Bary, 1660 : La Rhetorique Francoise

Définition publiée par Dylan VANOTTI

René Bary, La Rhetorique Francoise Ou L'On Trouve de nouveaux Exemples sur les Passions & sur les Figures. Ou l'On Traite à Fonds de la Matière des Genres Oratoires, Paris, Pierre le Petit, 1660,  troisième partie, « De la rhétorique », p. 283

 

DE LA

RHETORIQUE.

Quoy que l’élocution soit moins considerable que le discours, elle ne laisse pas d’estre digne de nos soins.

Ceux qui n’ont pas le secret de bien exprimer leurs pensées, disent ordinairement que cét art est presque inutile, que la naïveté plaist, que l’usage suffit, & que si la negligence de lajustement n’altere point la beauté du visage, la negligence du tour ne peut alterer la beauté du raisonnement.

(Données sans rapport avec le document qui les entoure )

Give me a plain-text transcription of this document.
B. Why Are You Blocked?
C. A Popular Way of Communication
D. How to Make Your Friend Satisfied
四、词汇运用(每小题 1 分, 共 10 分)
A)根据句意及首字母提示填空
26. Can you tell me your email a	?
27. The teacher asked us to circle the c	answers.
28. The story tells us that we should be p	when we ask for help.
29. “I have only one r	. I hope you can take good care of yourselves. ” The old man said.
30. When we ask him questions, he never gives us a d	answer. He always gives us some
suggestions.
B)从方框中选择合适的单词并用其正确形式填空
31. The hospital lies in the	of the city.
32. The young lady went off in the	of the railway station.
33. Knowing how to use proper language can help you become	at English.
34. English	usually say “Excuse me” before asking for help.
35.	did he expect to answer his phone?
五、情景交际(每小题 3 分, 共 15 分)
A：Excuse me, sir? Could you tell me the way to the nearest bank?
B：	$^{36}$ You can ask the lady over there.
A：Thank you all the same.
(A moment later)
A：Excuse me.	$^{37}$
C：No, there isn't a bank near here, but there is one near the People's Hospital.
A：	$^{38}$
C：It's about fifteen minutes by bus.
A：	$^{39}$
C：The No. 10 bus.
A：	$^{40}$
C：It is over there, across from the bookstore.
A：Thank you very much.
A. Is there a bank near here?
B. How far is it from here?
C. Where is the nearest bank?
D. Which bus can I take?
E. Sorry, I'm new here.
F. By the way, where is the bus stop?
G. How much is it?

On respond à cela, que la simplicité est fade & puerile, que les pierres precieuses empruntent quelque lustre des belles enchasseures, & qu’encore que le marbre & le porphire ayent naturellement quelque éclat, ils flatteroient bien peu la veüe si l’art n’y adjoustoit ses enrichissemens.

Ceux dont je viens d’aporter les sentimens, ne se contentent pas de parler en faveur du simple usage: Ils alleguent que les langues sont des institutions humaines, & que comme elles relevent d’un principe bizarre, elles sont indignes de l’application des beaux esprits: Que la nostre a ses modes, que le mesme regne qui la voit en un estat, la voit en un autre, & que d’employer ses plus beaux jours pour un bruit de quelques années, c’est donner à son ambition des limites trop courtes.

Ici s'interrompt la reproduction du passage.